Da un lato, essi esagerano questa grandezza, fino al punto di fare dell’uomo la sola creatura esistente in natura che sia soggetto di diritti, alla quale riservano, perciò, la prerogativa di disporre illimitatamente degli altri enti, manipolandoli a piacere; dall’altro, davanti alle evidenti debolezze dell’uomo ed alla sua manifesta incapacità di vivere in armonia anche solo con i propri simili, oltre che con se stesso, oscillano continuamente fra il desiderio di assolverlo da qualunque responsabilità, dichiarandolo privo di ogni libero volere, e il timore, se così facessero, di appannare la sua gloria e, più ancora, di smascherare la fallace promessa delle magnifiche sorti e progressive che la ragione e la scienza, imprudentemente, hanno fatto.

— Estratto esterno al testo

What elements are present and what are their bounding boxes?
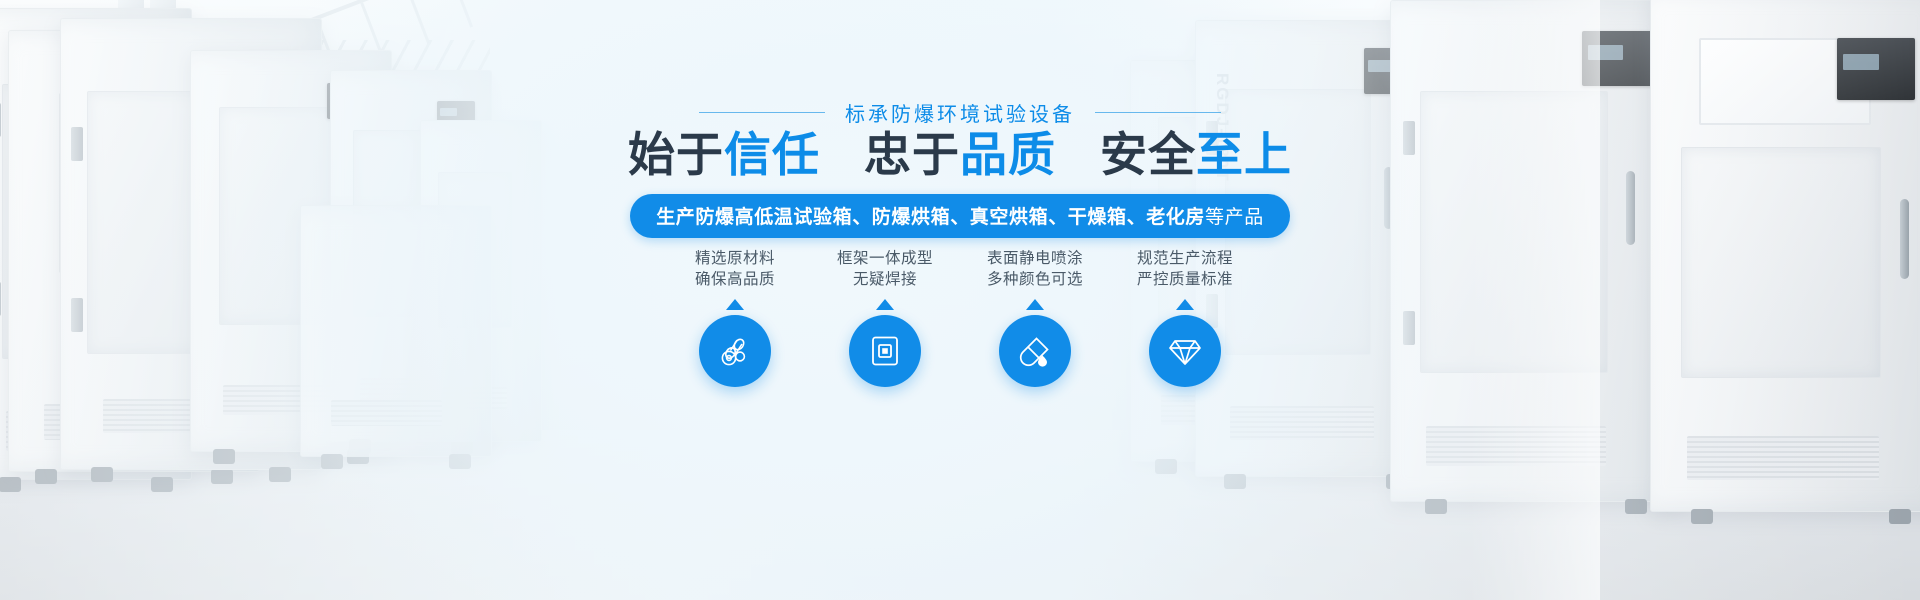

Forse è giunto il tempo di ripensare la “hybris”dell’uomo moderno e di riconoscere, con umiltà, la sua debolezza fondamentale: non per umiliarne la supposta grandezza, ma per rendere ragione del male morale che sempre imperversa, che nessuna rivoluzione riesce a estirpare e nessuna religione seria ha mai promesso di sradicare, ma, semmai, di limitare e circoscrivere, per quanto possibile.